Hi,
We have spotted a weird error with LXD and the ubuntu:20.04
and ubuntu:22.04
containers recently. The problem is that the /var/run/nologin
file is “eternally present” after bootup of the containers, making it impossible to use ssh
or lxc exec
to access the content in the container.
When using SSH, we get the famous “System is botting up” error, because the presense of the nologin
file:
$ ssh 10.34.32.179
"System is booting up. Unprivileged users are not permitted to log in yet. Please come back later. For technical details, see pam_nologin(8)."
Connection closed by 10.34.32.179 port 22
We have seen this on various versions of LXD (5.18 on Ubuntu and 5.0.2 on Debian Bookworm, my own machine). Here are the versions of the images where we’ve seen this:
Image versions used
slovdahl@desk:~$ lxc image info ubuntu:20.04
Fingerprint: 1ff1055f3820e9f25c3c49ad3a9dba2e6c585cb5de3440dfe83150ddfc4a643d
Size: 426.11MiB
Architecture: x86_64
Type: container
Public: yes
Timestamps:
Created: 2023/10/11 00:00 UTC
Uploaded: 2023/10/11 00:00 UTC
Expires: 2025/05/29 00:00 UTC
Last used: never
plundberg@delorean:~$ lxc image info ubuntu:22.04
Fingerprint: b948dd91cd5a8da89f6dcd4949d7189f064cf6d4dc5bd70b7f9b7aff1883babf
Size: 435.08MB
Architecture: x86_64
Type: container
Public: yes
Timestamps:
Created: 2023/10/10 00:00 UTC
Uploaded: 2023/10/10 00:00 UTC
Expires: 2027/06/01 00:00 UTC
Last used: never
Properties:
os: ubuntu
release: jammy
version: 22.04
architecture: amd64
label: release
serial: 20231010
description: ubuntu 22.04 LTS amd64 (release) (20231010)
type: squashfs
Aliases:
- 22.04
- 22.04/amd64
- j
- j/amd64
- jammy
- jammy/amd64
- lts
- lts/amd64
- default
- default/amd64
Cached: no
Auto update: disabled
Profiles: []
One of my colleagues thought that perhaps ~ubuntu-core-dev/ubuntu/+source/systemd - [no description] could be affecting this, making the startup take longer?
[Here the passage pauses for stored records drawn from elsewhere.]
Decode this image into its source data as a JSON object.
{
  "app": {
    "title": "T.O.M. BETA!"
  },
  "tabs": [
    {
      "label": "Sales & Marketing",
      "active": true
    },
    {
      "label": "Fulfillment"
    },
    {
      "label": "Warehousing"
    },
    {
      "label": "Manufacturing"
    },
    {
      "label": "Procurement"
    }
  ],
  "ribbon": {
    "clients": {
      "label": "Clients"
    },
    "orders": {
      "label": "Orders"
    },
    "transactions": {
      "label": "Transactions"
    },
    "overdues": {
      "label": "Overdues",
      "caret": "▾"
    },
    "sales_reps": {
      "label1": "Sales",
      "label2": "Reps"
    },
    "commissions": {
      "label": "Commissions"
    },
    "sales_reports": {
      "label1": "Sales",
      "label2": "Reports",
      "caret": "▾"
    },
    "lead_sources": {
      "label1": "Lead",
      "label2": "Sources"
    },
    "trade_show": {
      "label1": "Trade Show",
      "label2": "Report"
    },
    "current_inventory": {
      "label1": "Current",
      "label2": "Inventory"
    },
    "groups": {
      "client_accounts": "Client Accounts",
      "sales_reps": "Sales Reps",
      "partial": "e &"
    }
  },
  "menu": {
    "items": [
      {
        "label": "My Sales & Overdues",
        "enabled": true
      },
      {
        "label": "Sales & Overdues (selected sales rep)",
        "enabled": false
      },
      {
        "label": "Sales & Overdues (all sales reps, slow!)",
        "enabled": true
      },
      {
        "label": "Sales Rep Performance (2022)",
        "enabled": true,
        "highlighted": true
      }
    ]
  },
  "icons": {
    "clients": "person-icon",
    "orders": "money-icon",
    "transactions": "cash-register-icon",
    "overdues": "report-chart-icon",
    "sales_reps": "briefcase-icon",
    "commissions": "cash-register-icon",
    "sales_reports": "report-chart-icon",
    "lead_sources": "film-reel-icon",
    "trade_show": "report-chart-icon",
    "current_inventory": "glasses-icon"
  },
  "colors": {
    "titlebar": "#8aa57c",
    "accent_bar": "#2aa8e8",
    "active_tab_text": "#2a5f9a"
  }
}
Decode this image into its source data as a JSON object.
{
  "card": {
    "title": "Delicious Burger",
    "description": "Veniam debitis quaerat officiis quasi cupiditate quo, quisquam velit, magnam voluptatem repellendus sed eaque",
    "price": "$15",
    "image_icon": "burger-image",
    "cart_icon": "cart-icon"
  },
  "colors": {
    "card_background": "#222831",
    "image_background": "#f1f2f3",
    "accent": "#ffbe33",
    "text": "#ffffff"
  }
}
However, I saw the /var/run/nologin
being present six minutes after bootup, so if there was a timeout I would have expected it to expire by then.
systemctl status
output
$ lxc exec sure-macaw -- systemctl status
● sure-macaw
State: starting
Jobs: 21 queued
Failed: 3 units
Since: Mon 2023-10-16 06:08:57 UTC; 4min 24s ago
CGroup: /
├─.lxc
│ ├─904 systemctl status
│ └─905 less
├─init.scope
│ └─1 /sbin/init
└─system.slice
├─systemd-networkd.service
│ └─295 /lib/systemd/systemd-networkd
├─systemd-udevd.service
│ └─94 /lib/systemd/systemd-udevd
├─cron.service
│ └─329 /usr/sbin/cron -f -P
├─networkd-dispatcher.service
│ └─335 /usr/bin/python3 /usr/bin/networkd-dispatcher --run-startup-triggers
├─snap-snapd-20092.mount
│ └─104 snapfuse /var/lib/snapd/snaps/snapd_20092.snap /snap/snapd/20092 -o ro,nodev,allow_other,suid
├─systemd-journald.service
│ └─54 /lib/systemd/systemd-journald
├─unattended-upgrades.service
│ └─362 /usr/bin/python3 /usr/share/unattended-upgrades/unattended-upgrade-shutdown --wait-for-signal
├─ssh.service
│ └─358 sshd: /usr/sbin/sshd -D [listener] 0 of 10-100 startups
├─snapd.service
│ └─796 /usr/lib/snapd/snapd
├─snapd.seeded.service
│ └─525 /usr/bin/snap wait system seed.loaded
├─rsyslog.service
│ └─336 /usr/sbin/rsyslogd -n -iNONE
├─systemd-resolved.service
│ └─297 /lib/systemd/systemd-resolved
├─dbus.service
│ └─331 @dbus-daemon --system --address=systemd: --nofork --nopidfile --systemd-activation --syslog-only
└─systemd-logind.service
└─340 /lib/systemd/systemd-logind
Any other logs/diagnostics we could provide? I’ll happily help debug this, but I think we’d need a pointer in what direction to look.